I’ve been thinking that I need to put together a compilation of the best electropop songs. As a basic introduction to the genre, you see. It’s a bit of a vaguely defined genre, but if it has synths that go bloop like it’s 1983 and a ridiculously cute female singer with a high voice, it’s probably electropop. Exhibit A out of many, Electric Youth. “The thought of recreating the past with music is not interesting to us, it’s probably been the biggest misconception of our music and what we’re about thus far. The reality is, we’re much more interested in creating things for the future than things from the past. We are nostalgic people, not in the sense that we long for a different time, because we love the present, but how could we not be reminded of the past when every day, we see the person we had a crush on since 7th grade?” says Electric Youth’s Austin Garrick. If you say so. Please note that electropop groups are nearly always a duo, and they’re either siblings or a couple. Electric Youth are a couple who have been together since the 8th grade, which is nauseating cute. They want you to know that they didn’t name themselves after a Debbie Gibson album; their name is meant to reflect their feelings of optimism in their generation, or something. If you say so.

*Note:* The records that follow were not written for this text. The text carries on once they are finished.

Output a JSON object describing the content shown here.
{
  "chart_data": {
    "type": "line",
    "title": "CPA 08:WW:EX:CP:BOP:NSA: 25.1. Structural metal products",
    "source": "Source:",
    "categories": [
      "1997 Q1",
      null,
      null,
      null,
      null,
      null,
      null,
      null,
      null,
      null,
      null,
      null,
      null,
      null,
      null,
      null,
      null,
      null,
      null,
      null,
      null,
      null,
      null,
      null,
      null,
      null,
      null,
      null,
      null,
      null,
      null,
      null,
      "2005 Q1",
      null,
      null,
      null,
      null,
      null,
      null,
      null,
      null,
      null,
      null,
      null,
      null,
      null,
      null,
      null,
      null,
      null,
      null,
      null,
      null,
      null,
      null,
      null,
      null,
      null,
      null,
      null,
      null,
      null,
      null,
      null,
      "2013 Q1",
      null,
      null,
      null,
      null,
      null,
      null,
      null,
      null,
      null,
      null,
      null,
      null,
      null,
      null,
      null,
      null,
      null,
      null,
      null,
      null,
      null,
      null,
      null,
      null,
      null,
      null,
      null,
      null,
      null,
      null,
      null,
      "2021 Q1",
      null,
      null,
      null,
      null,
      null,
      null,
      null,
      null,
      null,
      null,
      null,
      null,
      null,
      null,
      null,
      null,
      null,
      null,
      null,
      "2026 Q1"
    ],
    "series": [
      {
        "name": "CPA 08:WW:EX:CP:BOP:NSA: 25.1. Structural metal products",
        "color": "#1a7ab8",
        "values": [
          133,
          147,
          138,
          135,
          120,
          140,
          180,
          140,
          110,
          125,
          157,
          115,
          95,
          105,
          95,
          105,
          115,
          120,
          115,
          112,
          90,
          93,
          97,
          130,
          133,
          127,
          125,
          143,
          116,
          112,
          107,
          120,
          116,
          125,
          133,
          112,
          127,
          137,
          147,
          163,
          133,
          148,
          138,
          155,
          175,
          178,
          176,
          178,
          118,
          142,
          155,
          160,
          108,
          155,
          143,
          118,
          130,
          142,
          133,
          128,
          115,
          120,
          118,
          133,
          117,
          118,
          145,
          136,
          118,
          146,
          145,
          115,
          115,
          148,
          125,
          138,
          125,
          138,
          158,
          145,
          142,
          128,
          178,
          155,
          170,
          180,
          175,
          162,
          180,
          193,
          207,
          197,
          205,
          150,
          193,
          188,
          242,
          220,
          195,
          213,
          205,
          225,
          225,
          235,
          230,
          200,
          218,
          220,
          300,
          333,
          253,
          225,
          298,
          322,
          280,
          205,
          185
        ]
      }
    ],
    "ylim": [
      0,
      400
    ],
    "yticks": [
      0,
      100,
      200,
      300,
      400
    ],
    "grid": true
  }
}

If you’re looking for some really good Fake Velvet Underground, look no further. Parquet Courts are the very best Fake Velvet Underground. Is this one of those underhanded compliments that’s actually an insult? No, it’s actually a real compliment, but I understand why you would ask that. Bands that try to emulate the Velvet Underground -just like would-be emulators of Bruce Springsteen, Led Zeppelin, Nirvana and other iconic musicians – are for the most part terrible, derivative, generic, cliche-ridden toothless imitators with no concept of what made the originals great in the first place. But I genuinely like Parquet Courts. They do remind me of the Velvet Underground, but they don’t sound like that’s the only reason they exist. I like the droning quality they’ve got going on; it’s sexy and seems like it would be great for doing some heroin. The whole atonal thing is so hard to pull off properly! Obviously, these guys are way dumber than the Velvets; their best known song is about shopping for snacks. Still, give them credit; there’s almost nothing trickier to pull off than evoking an iconic predecessor and yet still sounding like something original. Plus, they remind me of old flames who know way more about this punk rock thing than I do. Hallo, fuckboy.